Defunding The Deadly Fentanyl Trade – Analysis

Reported by Nate Sibley of Hudson Institute

How Cartels Launder Money Now

Fake pills containing fentanyl. Photo Credit: DEA

Fake pills containing fentanyl. Photo Credit: DEA

For decades, cartels laundered money primarily by smuggling bulk cash across the border or using the Black Market Peso Exchange. The latter involved using drug profits to purchase goods in the United States, shipping them across the border, and then reselling them in Mexico so that cartels received the value in local currency.

But the rise of fentanyl has transformed the illicit financial networks fueling the illegal drug trade. New financial technology, chemical precursors from China, and Chinese money laundering organizations (CMLOs) using ambitious new techniques have also made following the money harder than ever.

In August 2019, the Treasury Department issued a detailed advisory warning US banks about specific types of transactions that might indicate a “red flag” for fentanyl-related money laundering. In addition to traditional bank transfers, the Treasury emphasized the increased use of digital currencies and money services businesses (MSBs). MSBs are a broad category of non-bank financial institutions including everything from currency exchanges to online payment apps. Like banks, they all have anti-money laundering responsibilities under US law.

The Drug Enforcement Administration (DEA) identified CMLOs as playing a key role in laundering drug profits in its 2020 National Drug Threat Assessment. The report notes the common use of front companies, underground banking services for Chinese elites, and “mirror” transactions involving simultaneous transfers in multiple jurisdictions.

DEA Administrator Anne Milgram, testifying before the US Senate in February 2023, also highlighted CMLOs and their use of trade-based money laundering (TBML) and bulk cash movement to facilitate the exchange of foreign currency.

Two recent high-profile cases demonstrate how these elements come together in practice.

Li Xizhi

Li Xizhi’s rise to prominence, which ProPublica recently reported in detail, illustrates the CMLO’s revolutionary process. “At no time in the history of organized crime is there an example where a revenue stream has been taken over like this, and without a shot being fired,” a veteran DEA agent told reporters.

Li’s complicated model used near-simultaneous mirror transactions in the United States, Mexico, and China while engaging new partners to provide a better deal than Colombian money launderers could offer.
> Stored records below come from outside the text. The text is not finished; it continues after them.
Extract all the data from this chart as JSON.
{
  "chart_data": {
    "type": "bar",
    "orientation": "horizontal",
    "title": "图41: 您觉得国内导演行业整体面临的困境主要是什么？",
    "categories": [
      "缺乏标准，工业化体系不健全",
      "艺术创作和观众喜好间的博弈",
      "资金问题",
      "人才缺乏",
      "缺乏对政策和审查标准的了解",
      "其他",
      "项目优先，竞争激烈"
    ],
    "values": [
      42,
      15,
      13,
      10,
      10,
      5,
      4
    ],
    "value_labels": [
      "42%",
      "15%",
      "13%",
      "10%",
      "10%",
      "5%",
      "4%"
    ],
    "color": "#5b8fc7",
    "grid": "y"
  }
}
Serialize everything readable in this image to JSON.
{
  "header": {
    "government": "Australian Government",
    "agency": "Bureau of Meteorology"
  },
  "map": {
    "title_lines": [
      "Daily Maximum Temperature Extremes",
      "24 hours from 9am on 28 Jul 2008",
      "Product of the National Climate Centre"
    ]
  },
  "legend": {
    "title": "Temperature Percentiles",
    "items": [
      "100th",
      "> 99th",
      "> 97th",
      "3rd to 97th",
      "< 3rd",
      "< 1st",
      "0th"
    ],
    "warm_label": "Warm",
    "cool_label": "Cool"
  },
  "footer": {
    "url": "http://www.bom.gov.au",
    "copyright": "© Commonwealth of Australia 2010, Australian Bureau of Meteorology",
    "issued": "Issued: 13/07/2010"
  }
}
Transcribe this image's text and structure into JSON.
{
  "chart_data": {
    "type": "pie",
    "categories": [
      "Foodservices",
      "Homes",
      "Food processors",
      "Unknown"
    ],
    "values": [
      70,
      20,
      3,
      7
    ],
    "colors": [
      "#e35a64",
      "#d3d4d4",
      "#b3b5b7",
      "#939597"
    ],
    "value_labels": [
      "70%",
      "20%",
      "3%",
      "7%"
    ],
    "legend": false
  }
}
It also allowed him to largely circumvent the US anti-money laundering regime and avoid triggering “red flags” that might alert US law enforcement to his activities.

Cartel operatives would begin by physically handing over US dollars, in bulk cash, to Li’s operatives in the United States. From bank accounts in Mexico, he would then transfer an equivalent sum in pesos to the cartels, charging a commission of just one or two percent.

Li could offer this service at a low cost because he then “sold” the US dollars to wealthy Chinese who wanted to circumvent China’s strict capital controls and acquire foreign currency. They transferred the equivalent sum, in yuan, to Li’s accounts in China. Li charged a more significant commission at this stage, which is where he began to make a profit.

In the final stage, Li would “sell” the yuan back to Mexicans who needed local currency to buy goods in China (including fentanyl precursor chemicals), again with a heftier commission.

The DEA ultimately caught Li following a major sting operation, and he was sentenced to 15 years’ imprisonment in 2021. He may have been singularly innovative—but his role, and methods, were far from unique.

Gan Xianbing

Gan Xianbing’s scheme was simpler than Li’s but demonstrates how CMLOs can easily circumvent anti-money laundering checks by accessing the Chinese financial system. He was also ultimately ensnared by the DEA and sentenced to 14 years’ imprisonment in 2021.

Gan enlisted the owners of several US cash-driven businesses as accomplices. Representatives of these businesses would meet cartel operatives, with Gan’s courier, to receive US dollars in bulk cash. They would take the cash and, using a burner phone, initiate a transfer within China of the equivalent value from their account to Gan’s. Gan’s courier, also using a burner phone, would then transfer the funds from another of Gan’s accounts in China to accounts in Mexico controlled by the cartels. 

The funds only entered the US financial system, with its rigorous anti-money laundering safeguards, as cash deposited by seemingly unrelated businesses that dealt primarily in cash—arousing little suspicion and proving untraceable to the cartels even if they did. As a senior DEA agent told Reuters, “I can’t emphasize this enough, the involvement of the Chinese has really complicated all of these schemes.”

These and other prosecuted cases are likely the tip of the iceberg but illustrate how integral China is to the US fentanyl trade—not only as the source of chemical precursors but also as a money laundering hub that facilitates and incentivizes those involved. This is why, as US prosecutors observed during Gan’s trial, the new generation of CMLOs has “come to dominate international money laundering markets.”